Panchromatic quasi-monolayer of Ag nanoparticles for high-efficiency dye-sensitized solar cells

Abstract

We developed a panchromatic quasi-monolayer of Ag nanoparticles (NPs) whose localized surface plasmon resonances all take place in the visible range and applied this technique to fabricate dye-sensitized solar cells (DSSCs). Three kinds of Ag NPs, whose λ_max were at 540, 620 and 470 nm, were fabricated. We immobilized them on a photoactive film of TiO₂ NPs coated with poly(4-vinylpyridine) (P4VP), then coated P4VP again, and then deposited a scattering layer. Most Ag NPs were immobilized individually without aggregation, and formed a quasi-monolayer. By constructing a panchromatic quasi-monolayer between the photoactive and scattering layers, the efficiency was enhanced from 8.9 ± 0.3% to 11.0 ± 0.4%, mainly by enhancing the photocurrent density. The photocurrent density might be enhanced by enhancement of light absorption and electron transfer yield. Absorption of dye molecules might be enhanced on or near the surface of Ag NPs by the localized surface plasmons.
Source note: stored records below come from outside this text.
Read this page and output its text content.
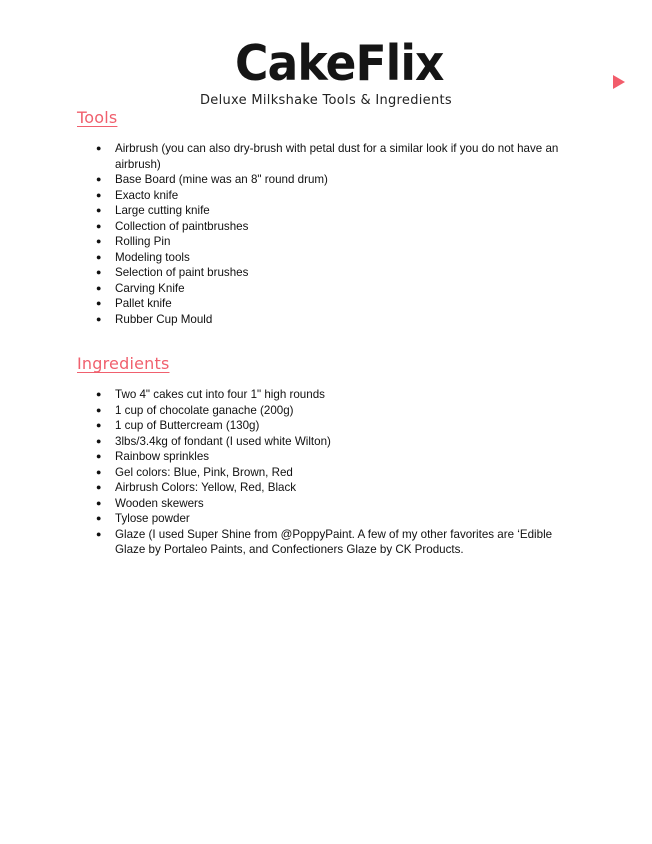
CakeFlix
Deluxe Milkshake Tools & Ingredients
Tools
● Airbrush (you can also dry-brush with petal dust for a similar look if you do not have an airbrush)
● Base Board (mine was an 8" round drum)
● Exacto knife
● Large cutting knife
● Collection of paintbrushes
● Rolling Pin
● Modeling tools
● Selection of paint brushes
● Carving Knife
● Pallet knife
● Rubber Cup Mould
Ingredients
● Two 4" cakes cut into four 1" high rounds
● 1 cup of chocolate ganache (200g)
● 1 cup of Buttercream (130g)
● 3lbs/3.4kg of fondant (I used white Wilton)
● Rainbow sprinkles
● Gel colors: Blue, Pink, Brown, Red
● Airbrush Colors: Yellow, Red, Black
● Wooden skewers
● Tylose powder
● Glaze (I used Super Shine from @PoppyPaint. A few of my other favorites are ‘Edible Glaze by Portaleo Paints, and Confectioners Glaze by CK Products.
Absorption of dye molecules, particularly molecules not adsorbed on or near the surface, could be enhanced by the scattered light, since the quasi-monolayer of Ag NPs scattered light strongly. Owing to the enhanced dye absorption, we could reduce greatly the thickness of the photoactive layer. The thickness was about 4.5 μm, corresponding to about one-half the optimum length for DSSCs which did not include metal NPs. The electron transfer yield to the electrode might be enhanced by reducing the electron transfer length. Our general method could be used in the fabrication of other types of solar cells.